Coscientist utilise les derniers grands modèles de langage (LLM), y compris GPT-4, pour parcourir la littérature dans le domaine de la chimie et concevoir les étapes de la réaction qui permettra de fabriquer une molécule à la demande d’un être humain.
Plusieurs synthèses réussies
Les chercheurs ont demandé au système de planifier la synthèse de plusieurs molécules connues : le paracétamol et l’aspirine, ou encore des molécules organiques, la nitroaniline et la phénolphtaléine. Au cours de la phase de planification, Coscientist a été en mesure de déterminer les étapes qui permettraient d’obtenir globalement les meilleurs rendements de réaction.
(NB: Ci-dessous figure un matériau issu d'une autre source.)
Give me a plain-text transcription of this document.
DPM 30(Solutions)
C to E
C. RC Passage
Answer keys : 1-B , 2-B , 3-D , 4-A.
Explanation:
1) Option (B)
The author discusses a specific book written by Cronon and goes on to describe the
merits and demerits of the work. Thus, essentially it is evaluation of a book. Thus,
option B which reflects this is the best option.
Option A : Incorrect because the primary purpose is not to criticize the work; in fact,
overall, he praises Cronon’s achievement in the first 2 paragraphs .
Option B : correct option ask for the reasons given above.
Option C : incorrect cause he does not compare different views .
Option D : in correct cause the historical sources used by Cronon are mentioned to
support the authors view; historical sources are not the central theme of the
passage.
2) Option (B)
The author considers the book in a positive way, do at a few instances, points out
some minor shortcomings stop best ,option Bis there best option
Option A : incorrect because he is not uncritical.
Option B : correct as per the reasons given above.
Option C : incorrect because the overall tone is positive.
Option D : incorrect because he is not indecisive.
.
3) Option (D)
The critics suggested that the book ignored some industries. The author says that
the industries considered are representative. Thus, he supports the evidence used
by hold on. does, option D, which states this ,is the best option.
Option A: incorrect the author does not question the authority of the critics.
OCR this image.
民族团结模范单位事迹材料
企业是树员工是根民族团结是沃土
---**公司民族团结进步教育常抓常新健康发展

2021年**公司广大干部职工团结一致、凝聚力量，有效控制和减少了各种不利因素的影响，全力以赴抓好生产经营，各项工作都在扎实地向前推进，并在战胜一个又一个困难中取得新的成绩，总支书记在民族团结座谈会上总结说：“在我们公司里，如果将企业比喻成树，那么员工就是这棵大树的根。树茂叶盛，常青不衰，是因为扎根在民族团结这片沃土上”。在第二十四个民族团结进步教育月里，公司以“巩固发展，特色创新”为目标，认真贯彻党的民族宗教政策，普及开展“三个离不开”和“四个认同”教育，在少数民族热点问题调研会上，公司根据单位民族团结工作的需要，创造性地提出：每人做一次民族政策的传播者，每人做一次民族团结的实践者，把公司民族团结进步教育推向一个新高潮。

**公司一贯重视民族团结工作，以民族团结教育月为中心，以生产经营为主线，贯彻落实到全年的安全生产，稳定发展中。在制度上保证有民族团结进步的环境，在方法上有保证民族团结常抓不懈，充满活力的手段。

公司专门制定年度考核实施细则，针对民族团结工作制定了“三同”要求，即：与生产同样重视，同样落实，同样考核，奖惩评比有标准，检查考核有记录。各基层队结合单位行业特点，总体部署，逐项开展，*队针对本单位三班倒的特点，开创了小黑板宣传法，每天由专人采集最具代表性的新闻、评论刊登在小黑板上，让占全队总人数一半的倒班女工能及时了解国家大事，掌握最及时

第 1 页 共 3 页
Et « il a fabriqué les molécules correctement ».
L’équipe a également tenté une « expérience plus complexe » en demandant à Coscientist d’exécuter une réaction appelée couplage de Suzuki-Miyaura, qui forme des liaisons carbone-carbone et « joue un rôle important dans la découverte de médicaments ». Le système a également réussi ce test.
Un domaine d’avenir ?
D’autres « robots chimistes » sont développés en parallèle. Ainsi, Andrew White, chimiste à l’université de Rochester, à New York, a dirigé l’équipe à l’origine de ChemCrow. Cet autre système « peut planifier et fabriquer une série de molécules, y compris l’insecticide DEET2 ».
Tiago Rodrigues, chimiste à l’université de Lisbonne, voit « un avenir » où les laboratoires seront « autopilotés ». Et « les outils d’IA sont nécessaires pour automatiser complètement le cycle conception-fabrication-essai ». Toutefois, « la plupart des questions de recherche, en particulier dans le domaine de la découverte de médicaments, sont encore hors de portée », car « ce n’est pas seulement une bonne compréhension de la chimie qui est nécessaire, mais aussi de la biologie ».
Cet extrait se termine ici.